Seconde journée du procès en appel dans le dossier Air Lib. Un procès qui passionne les foules, puisqu'on a compté - en sus des 15 avocats présents - jusque trois "spectateurs" dans la salle. Cette demi-journée était d'un mortel ennui : le fidèle lecteur d'EuroCockpit serait sorti de là en se disant qu'il n'a entendu que la confirmation de ce qu'il savait depuis longtemps à la lecture des (ex)forums du site.
En filigrane, le fameux protocole transactionnel qui précise et encadre les conditions dans lesquelles la compagnie (non-communautaire) Swissair, dont les participations sont portées par E-A. Sellière, va sortir du capital d'Air Liberté, d'AOM et d'Air Littoral.
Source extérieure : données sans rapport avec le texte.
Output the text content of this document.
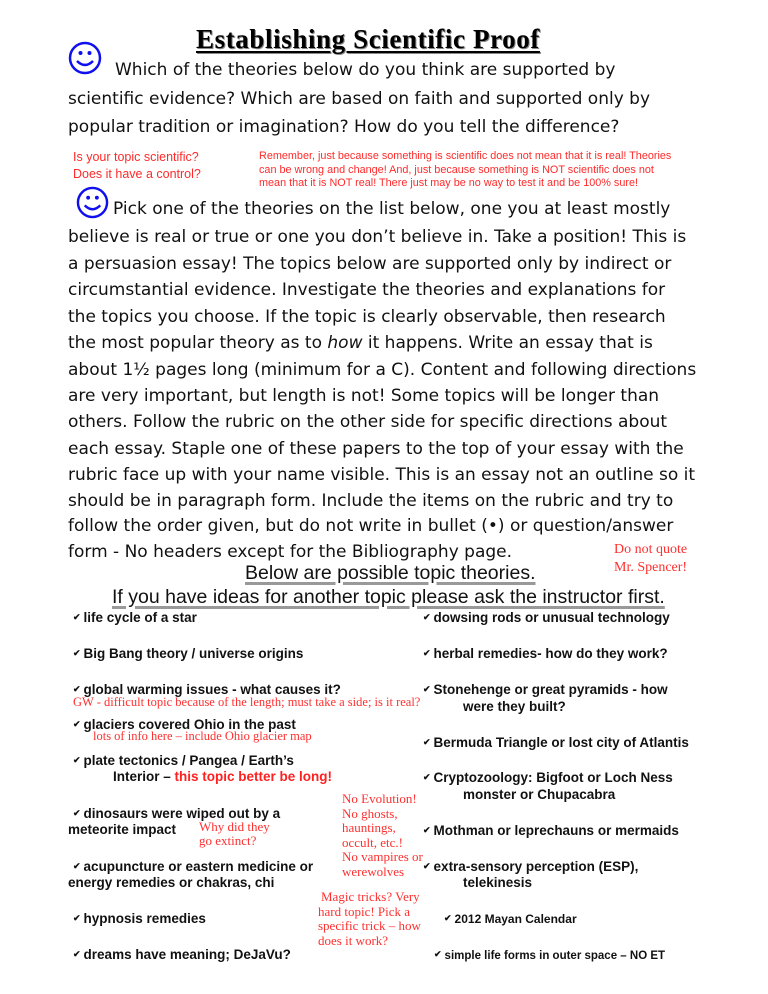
Establishing Scientific Proof
Which of the theories below do you think are supported by
scientific evidence? Which are based on faith and supported only by
popular tradition or imagination? How do you tell the difference?
Is your topic scientific?
Does it have a control?
Remember, just because something is scientific does not mean that it is real! Theories
can be wrong and change! And, just because something is NOT scientific does not
mean that it is NOT real! There just may be no way to test it and be 100% sure!
Pick one of the theories on the list below, one you at least mostly
believe is real or true or one you don’t believe in. Take a position! This is
a persuasion essay! The topics below are supported only by indirect or
circumstantial evidence. Investigate the theories and explanations for
the topics you choose. If the topic is clearly observable, then research
the most popular theory as to how it happens. Write an essay that is
about 1½ pages long (minimum for a C). Content and following directions
are very important, but length is not! Some topics will be longer than
others. Follow the rubric on the other side for specific directions about
each essay. Staple one of these papers to the top of your essay with the
rubric face up with your name visible. This is an essay not an outline so it
should be in paragraph form. Include the items on the rubric and try to
follow the order given, but do not write in bullet (•) or question/answer
form - No headers except for the Bibliography page.	Do not quote
Mr. Spencer!
Below are possible topic theories.
If you have ideas for another topic please ask the instructor first.
✔ life cycle of a star
✔ Big Bang theory / universe origins
✔ global warming issues - what causes it?
GW - difficult topic because of the length; must take a side; is it real?
✔ glaciers covered Ohio in the past
lots of info here – include Ohio glacier map
✔ plate tectonics / Pangea / Earth’s
Interior – this topic better be long!
✔ dinosaurs were wiped out by a
meteorite impact Why did they
go extinct?
✔ acupuncture or eastern medicine or
energy remedies or chakras, chi
✔ hypnosis remedies
✔ dreams have meaning; DeJaVu?
No Evolution!
No ghosts,
hauntings,
occult, etc.!
No vampires or
werewolves
Magic tricks? Very
hard topic! Pick a
specific trick – how
does it work?
✔ dowsing rods or unusual technology
✔ herbal remedies- how do they work?
✔ Stonehenge or great pyramids - how
were they built?
✔ Bermuda Triangle or lost city of Atlantis
✔ Cryptozoology: Bigfoot or Loch Ness
monster or Chupacabra
✔ Mothman or leprechauns or mermaids
✔ extra-sensory perception (ESP),
telekinesis
✔ 2012 Mayan Calendar
✔ simple life forms in outer space – NO ET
Un protocole transactionnel, dont il existe d'ailleurs 2 versions successives, que tout le monde cite, mais que personne n'a soit disant jamais vu, puisqu'il est classé confidentiel : l'ancien patron du MEDEF s'y trouve dans une posture critiquable au plan du Droit, puisque dès le départ, Swissair ne pouvait être majoritaire dans ces compagnies. Le "portage" n'étant pas forcément la meilleure réponse aux dispositions légales contraignantes, on avait pris soin de placer une clause de renoncement aux poursuites pénales.
En substance, et comme nous l'avions souvent expliqué, les parties s'engageaient les unes envers les autres à ne jamais poursuivre les uns ou les autres au civil comme au pénal. Le tout validé par le Tribunal de Commerce et donc en présence du Parquet. On marche sur la tête sous le nez de Marianne, mais cela ne choque personne.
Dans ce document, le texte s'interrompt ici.